Having linked PROTAC resistance to MDR1 activity, the authors next investigated whether this resistance could be overcome. First, knockdown of ABCB1 reduced cell viability in both the drug-resistant ovarian cancer cell lines and drug-resistant breast cancer cell line, but not in the parental cell line. As the resistant cells were continuously exposed to PROTACs, this result suggests that the ABCB1 knockdown allowed for the accumulation of PROTACs within the cell, restoring the degradation of target proteins and resulting in cell death.

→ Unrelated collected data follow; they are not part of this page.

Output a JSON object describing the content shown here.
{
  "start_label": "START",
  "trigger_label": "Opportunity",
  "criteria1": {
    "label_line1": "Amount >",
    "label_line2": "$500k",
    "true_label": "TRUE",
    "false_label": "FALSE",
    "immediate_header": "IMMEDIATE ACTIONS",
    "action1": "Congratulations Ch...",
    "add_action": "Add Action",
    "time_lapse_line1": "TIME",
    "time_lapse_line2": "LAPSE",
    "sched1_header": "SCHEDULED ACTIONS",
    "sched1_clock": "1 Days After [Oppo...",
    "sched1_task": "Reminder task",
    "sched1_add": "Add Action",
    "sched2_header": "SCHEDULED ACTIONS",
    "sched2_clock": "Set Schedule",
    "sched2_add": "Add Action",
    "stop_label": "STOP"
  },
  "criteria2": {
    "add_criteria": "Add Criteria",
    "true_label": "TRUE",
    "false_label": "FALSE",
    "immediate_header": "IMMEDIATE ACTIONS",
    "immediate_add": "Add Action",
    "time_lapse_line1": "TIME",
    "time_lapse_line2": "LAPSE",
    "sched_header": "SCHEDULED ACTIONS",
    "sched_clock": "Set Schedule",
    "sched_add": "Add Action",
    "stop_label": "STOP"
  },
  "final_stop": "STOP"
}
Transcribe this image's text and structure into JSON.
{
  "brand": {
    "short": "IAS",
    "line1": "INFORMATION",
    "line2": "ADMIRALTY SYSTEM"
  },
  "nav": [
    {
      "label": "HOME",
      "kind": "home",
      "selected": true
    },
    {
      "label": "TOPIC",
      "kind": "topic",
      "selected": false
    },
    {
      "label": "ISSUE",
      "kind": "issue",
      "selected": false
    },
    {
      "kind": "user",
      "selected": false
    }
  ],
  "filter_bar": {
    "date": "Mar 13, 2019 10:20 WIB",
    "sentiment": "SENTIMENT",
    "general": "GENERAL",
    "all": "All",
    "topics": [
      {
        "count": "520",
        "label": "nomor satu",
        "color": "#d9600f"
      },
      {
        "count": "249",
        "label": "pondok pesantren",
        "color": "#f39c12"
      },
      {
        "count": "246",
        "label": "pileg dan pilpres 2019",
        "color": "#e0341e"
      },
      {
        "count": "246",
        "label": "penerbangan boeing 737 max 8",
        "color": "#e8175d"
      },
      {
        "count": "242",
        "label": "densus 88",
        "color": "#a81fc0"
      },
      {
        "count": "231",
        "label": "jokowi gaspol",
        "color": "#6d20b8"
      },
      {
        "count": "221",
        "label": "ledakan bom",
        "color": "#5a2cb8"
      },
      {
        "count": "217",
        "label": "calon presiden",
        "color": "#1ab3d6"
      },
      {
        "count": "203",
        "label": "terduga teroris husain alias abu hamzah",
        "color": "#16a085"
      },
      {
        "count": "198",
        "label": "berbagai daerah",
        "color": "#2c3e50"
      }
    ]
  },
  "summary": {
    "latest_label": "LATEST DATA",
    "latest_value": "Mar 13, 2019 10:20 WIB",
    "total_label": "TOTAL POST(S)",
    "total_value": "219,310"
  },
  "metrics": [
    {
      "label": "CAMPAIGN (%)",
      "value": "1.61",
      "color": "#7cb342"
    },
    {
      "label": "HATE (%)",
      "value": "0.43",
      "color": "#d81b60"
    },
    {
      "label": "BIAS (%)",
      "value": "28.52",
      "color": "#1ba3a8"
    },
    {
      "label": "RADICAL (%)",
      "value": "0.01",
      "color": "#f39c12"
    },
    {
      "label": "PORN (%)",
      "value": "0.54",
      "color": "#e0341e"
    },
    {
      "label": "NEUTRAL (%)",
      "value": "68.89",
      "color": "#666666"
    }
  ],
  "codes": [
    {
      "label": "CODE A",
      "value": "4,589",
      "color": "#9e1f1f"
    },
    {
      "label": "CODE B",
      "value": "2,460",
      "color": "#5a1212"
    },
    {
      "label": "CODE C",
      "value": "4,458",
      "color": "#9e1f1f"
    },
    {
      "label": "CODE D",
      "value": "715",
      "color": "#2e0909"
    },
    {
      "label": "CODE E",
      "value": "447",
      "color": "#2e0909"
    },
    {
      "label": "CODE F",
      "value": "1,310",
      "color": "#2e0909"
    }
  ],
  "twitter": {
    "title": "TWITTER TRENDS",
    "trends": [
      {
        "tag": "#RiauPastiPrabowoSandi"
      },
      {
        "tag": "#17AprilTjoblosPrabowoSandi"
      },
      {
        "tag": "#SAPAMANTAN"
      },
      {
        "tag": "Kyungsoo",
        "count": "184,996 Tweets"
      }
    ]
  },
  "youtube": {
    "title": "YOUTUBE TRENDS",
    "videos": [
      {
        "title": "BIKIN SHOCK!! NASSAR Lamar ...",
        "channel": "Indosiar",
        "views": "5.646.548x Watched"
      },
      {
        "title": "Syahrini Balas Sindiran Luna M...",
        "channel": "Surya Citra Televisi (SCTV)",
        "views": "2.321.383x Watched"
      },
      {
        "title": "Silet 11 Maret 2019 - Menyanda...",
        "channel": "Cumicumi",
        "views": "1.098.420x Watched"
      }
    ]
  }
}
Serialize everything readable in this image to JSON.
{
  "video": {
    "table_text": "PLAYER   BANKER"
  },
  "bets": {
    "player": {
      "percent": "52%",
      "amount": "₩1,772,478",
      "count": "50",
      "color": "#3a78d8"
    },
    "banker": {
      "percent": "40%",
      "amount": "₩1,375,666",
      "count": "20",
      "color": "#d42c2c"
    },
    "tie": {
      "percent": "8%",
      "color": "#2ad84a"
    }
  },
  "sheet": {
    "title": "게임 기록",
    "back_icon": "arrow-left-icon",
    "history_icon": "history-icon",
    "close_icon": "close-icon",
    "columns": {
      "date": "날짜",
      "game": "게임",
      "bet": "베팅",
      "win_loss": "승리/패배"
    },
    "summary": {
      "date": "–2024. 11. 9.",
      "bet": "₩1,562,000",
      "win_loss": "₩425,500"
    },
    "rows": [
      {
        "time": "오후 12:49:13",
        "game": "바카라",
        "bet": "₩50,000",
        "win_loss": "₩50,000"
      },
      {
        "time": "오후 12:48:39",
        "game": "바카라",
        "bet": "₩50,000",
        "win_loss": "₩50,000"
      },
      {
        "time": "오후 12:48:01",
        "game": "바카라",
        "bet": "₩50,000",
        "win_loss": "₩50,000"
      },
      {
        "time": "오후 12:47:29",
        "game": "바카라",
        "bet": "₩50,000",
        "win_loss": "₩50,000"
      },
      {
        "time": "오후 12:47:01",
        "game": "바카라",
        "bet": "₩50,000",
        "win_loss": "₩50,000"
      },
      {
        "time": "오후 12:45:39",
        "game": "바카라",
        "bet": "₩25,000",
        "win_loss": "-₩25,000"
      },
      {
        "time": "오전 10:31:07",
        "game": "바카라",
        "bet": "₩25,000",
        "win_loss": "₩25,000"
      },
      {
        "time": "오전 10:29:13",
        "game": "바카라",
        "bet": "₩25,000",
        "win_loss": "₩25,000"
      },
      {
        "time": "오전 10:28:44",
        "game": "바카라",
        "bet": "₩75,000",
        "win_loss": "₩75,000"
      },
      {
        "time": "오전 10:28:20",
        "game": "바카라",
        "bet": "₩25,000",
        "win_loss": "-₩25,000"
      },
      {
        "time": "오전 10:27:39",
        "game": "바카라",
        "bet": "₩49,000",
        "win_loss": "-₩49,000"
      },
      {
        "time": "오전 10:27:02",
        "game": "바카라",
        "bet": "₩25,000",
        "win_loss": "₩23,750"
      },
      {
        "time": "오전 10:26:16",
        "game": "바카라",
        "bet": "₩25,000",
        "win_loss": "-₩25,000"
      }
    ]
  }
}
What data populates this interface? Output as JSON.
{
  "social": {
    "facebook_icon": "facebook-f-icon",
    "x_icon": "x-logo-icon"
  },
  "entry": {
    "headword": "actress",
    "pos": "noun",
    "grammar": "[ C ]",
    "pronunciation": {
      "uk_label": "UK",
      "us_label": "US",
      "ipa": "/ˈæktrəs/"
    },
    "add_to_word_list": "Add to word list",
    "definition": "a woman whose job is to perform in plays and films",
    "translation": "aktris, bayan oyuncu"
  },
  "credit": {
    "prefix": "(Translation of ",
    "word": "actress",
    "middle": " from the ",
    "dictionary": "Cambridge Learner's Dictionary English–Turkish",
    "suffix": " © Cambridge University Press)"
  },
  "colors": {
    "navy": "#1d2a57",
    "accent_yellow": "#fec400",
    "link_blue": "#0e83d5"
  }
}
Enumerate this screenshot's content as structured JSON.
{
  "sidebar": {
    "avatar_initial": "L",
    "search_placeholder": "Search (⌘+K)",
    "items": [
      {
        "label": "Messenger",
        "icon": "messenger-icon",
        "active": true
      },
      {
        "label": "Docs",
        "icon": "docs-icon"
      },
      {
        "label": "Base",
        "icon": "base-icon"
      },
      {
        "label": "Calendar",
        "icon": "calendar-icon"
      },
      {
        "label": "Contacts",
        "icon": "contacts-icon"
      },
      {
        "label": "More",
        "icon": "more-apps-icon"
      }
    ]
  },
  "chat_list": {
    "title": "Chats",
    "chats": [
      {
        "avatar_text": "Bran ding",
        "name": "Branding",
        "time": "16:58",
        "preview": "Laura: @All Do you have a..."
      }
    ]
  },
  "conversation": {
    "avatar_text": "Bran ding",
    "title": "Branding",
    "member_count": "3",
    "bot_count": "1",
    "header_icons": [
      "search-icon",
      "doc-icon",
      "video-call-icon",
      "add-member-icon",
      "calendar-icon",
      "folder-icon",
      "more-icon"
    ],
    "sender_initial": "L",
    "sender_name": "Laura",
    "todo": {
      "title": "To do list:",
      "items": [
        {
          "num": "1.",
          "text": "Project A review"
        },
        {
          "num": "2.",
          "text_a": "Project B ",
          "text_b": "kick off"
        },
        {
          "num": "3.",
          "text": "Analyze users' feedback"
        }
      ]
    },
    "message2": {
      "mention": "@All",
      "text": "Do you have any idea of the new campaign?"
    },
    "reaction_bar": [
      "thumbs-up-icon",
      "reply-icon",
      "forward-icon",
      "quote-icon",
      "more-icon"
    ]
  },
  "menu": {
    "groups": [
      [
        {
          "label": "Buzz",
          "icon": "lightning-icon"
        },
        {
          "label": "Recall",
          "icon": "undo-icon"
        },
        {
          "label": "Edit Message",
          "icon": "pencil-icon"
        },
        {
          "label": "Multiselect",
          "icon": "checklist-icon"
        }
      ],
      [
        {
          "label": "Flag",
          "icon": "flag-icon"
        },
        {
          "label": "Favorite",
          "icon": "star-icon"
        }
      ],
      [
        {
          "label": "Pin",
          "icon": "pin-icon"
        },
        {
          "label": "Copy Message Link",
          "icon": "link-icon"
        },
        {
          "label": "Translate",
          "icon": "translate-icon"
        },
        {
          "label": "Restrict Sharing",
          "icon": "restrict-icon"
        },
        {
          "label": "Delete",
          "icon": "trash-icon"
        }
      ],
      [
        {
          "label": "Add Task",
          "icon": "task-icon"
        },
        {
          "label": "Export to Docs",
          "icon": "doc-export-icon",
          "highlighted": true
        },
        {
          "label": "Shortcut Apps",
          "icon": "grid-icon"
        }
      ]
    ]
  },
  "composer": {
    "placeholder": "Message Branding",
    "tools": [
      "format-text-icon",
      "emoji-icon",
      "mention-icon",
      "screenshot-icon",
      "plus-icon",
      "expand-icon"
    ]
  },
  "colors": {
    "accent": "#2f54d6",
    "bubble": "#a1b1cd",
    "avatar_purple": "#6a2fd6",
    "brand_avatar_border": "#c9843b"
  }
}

Similarly, MDR1 blockade using tariquidar was effective in reducing activity of the MDR1 efflux pump, as measured by the reduced efflux of rhodamine 123; coadministration of tariquidar also increased target protein degradation and inhibited cell viability in the drug-resistant cell lines. However, tariquidar has shown limited clinical success due to toxicities, low drug-drug interactions, and the inability to achieve desired concentrations of tariquidar in tumors; so, the authors next tested the effect of lapatinib, an ErbB receptor inhibitor that is currently FDA-approved for the treatment of HER2-driven cancers that been shown to inhibit MDR1 drug efflux activity, in the PROTAC-resistant cell lines. The lapatinib treatment similarly reduced MDR1 drug efflux activity, resulted in the degradation of the target protein, and caused cell death. Therefore, lapatinib is effective in creating MDR1 blockade to overcome cellular resistance to PROTACs. Clinical trials should explore combining PROTAC treatment with lapatinib for a more durable treatment response.